How to desugn text classifier not to make wild guesses

Tadewosbell · October 3, 2022, 4:41pm

Hey guys,
I am currently making a text classifier and I am trying to figure out how to design it so that it doesn’t make wild guesses and returns blank if it is too unsure.
Here is my lang_learner

lang_learner = language_model_learner(dls, arch = AWD_LSTM, pretrained = True, drop_mult=0.3)

and here is the class_learner

text_classifier_learner(class_mod, drop_mult=0.3, arch = AWD_LSTM, pretrained = True)

What params can I add to make it return blank it is not at all sure what the category is?
sorry if this is an armature question I am just trying to build a prototype application and my objective it primary to build an MVP and not to become an expert in ML

bahman_apl · October 3, 2022, 6:04pm

It depend on size of input text as I understand from lectures.
Small texts huggingface transformers have better performance than old fastai.

For more accessibility to change stuff you should check fastai documentation Middle APIs

benkarr · October 3, 2022, 10:04pm

Fastais learners generally have two methods to predict: learn.predict() and learn.get_preds(), but both return probabilities, for example with:

results = learn.get_preds(dl=learn.dls.valid).
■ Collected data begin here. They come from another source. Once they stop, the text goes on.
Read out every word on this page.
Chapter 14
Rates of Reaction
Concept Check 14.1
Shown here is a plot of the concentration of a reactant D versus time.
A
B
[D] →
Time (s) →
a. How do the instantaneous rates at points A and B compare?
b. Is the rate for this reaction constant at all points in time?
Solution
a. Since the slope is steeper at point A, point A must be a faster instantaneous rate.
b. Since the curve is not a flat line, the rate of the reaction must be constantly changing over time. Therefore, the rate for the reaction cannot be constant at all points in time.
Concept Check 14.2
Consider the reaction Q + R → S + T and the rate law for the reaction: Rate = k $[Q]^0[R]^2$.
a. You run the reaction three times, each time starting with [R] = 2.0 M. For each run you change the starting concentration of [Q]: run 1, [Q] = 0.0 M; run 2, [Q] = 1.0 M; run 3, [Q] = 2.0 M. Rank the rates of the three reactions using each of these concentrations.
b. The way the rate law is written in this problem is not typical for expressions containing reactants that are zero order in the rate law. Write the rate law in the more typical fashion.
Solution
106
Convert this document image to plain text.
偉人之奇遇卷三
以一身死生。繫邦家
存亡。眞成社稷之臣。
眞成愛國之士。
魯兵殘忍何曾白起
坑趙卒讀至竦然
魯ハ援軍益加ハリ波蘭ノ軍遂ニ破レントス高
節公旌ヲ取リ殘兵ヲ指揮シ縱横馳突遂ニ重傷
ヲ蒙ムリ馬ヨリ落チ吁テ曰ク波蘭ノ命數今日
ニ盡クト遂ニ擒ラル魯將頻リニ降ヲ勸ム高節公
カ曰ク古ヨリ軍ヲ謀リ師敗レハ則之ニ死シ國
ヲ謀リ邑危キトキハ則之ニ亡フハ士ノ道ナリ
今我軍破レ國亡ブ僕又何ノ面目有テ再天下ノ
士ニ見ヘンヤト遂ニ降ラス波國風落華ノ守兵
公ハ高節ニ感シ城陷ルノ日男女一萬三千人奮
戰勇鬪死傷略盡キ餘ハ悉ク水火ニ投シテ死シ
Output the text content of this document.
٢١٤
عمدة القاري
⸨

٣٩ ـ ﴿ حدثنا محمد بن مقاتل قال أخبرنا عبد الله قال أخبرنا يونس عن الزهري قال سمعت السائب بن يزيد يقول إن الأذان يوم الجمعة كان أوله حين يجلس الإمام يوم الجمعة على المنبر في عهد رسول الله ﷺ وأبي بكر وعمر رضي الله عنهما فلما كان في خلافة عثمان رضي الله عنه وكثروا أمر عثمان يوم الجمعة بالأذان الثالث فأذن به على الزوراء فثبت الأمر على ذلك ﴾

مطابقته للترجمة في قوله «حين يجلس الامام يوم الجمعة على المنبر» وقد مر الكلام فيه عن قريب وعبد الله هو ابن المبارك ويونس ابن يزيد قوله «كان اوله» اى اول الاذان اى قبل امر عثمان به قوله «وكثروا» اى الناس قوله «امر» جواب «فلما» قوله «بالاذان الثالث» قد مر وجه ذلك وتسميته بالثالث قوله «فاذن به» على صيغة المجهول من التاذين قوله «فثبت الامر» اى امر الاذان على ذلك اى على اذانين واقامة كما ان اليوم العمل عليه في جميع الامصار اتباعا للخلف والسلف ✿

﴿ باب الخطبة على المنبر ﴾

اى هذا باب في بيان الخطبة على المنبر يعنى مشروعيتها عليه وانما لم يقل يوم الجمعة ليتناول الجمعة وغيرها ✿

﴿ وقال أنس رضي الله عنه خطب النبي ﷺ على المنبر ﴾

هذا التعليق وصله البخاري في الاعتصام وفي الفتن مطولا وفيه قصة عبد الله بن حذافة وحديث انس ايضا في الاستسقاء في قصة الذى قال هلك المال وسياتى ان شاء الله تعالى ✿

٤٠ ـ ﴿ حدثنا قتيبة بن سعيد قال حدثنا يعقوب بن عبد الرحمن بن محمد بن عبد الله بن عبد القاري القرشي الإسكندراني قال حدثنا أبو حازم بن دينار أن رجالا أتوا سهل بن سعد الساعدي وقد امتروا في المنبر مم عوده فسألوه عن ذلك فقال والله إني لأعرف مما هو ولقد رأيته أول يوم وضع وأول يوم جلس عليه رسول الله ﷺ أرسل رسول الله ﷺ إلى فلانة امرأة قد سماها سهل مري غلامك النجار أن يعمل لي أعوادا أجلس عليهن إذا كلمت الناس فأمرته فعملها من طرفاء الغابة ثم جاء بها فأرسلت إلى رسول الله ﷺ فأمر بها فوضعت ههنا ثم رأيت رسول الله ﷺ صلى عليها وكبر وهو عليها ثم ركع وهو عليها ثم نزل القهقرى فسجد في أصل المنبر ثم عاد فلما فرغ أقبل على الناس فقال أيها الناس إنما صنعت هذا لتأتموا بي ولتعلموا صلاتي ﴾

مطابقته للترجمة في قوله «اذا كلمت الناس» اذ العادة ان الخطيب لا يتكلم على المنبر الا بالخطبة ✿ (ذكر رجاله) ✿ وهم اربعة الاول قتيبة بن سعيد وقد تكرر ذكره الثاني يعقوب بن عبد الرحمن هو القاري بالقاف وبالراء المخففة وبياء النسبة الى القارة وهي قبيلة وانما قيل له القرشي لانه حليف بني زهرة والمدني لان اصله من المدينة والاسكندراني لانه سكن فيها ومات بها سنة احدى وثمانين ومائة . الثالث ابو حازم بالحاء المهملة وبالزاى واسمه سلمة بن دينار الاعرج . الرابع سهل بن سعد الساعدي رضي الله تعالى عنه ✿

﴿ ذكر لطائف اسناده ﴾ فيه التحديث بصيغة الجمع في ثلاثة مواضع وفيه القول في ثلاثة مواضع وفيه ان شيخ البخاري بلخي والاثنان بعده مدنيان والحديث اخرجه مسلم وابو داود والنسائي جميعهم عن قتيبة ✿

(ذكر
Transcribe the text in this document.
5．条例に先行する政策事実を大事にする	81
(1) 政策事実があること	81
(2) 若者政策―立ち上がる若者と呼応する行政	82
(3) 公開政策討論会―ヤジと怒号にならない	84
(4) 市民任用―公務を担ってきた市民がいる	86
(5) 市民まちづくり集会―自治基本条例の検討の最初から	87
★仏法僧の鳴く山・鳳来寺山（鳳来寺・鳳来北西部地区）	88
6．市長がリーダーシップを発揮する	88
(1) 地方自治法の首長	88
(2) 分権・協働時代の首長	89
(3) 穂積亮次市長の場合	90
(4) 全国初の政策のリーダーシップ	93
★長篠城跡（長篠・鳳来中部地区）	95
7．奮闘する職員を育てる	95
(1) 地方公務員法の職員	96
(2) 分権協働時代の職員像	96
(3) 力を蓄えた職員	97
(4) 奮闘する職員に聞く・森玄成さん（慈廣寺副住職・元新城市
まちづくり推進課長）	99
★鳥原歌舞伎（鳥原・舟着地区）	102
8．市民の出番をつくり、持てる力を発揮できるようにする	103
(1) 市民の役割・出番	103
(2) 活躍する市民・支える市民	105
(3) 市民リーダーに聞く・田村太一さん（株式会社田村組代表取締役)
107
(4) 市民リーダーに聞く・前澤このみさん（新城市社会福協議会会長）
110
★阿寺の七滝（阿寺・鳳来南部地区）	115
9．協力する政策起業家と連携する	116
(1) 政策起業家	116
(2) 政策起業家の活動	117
results[0] is a ‘number of perdicted instaces’ \times ‘number of classes’ matrix where each row holds the probabilites of all the classes for one instance, e.g. if probs = results[0], then probs[123,6] would hold the probability that instance 123 is of label 6. Usually the label with the highest value is chosen as the prediction.

You could use probs.max(axis=1) which not only returns the predicted labels (as the default .argmax would do) but also the probability with which those labels have been predicted. You can then get those instances that are lower than a threshold you pick and set the corresponding labels to “not good enough” or whatever… -1 maybe .

Make shure to keep on asking if something is unclear or I missed the point .

Tadewosbell · October 4, 2022, 5:03pm

thanks I will give that a try.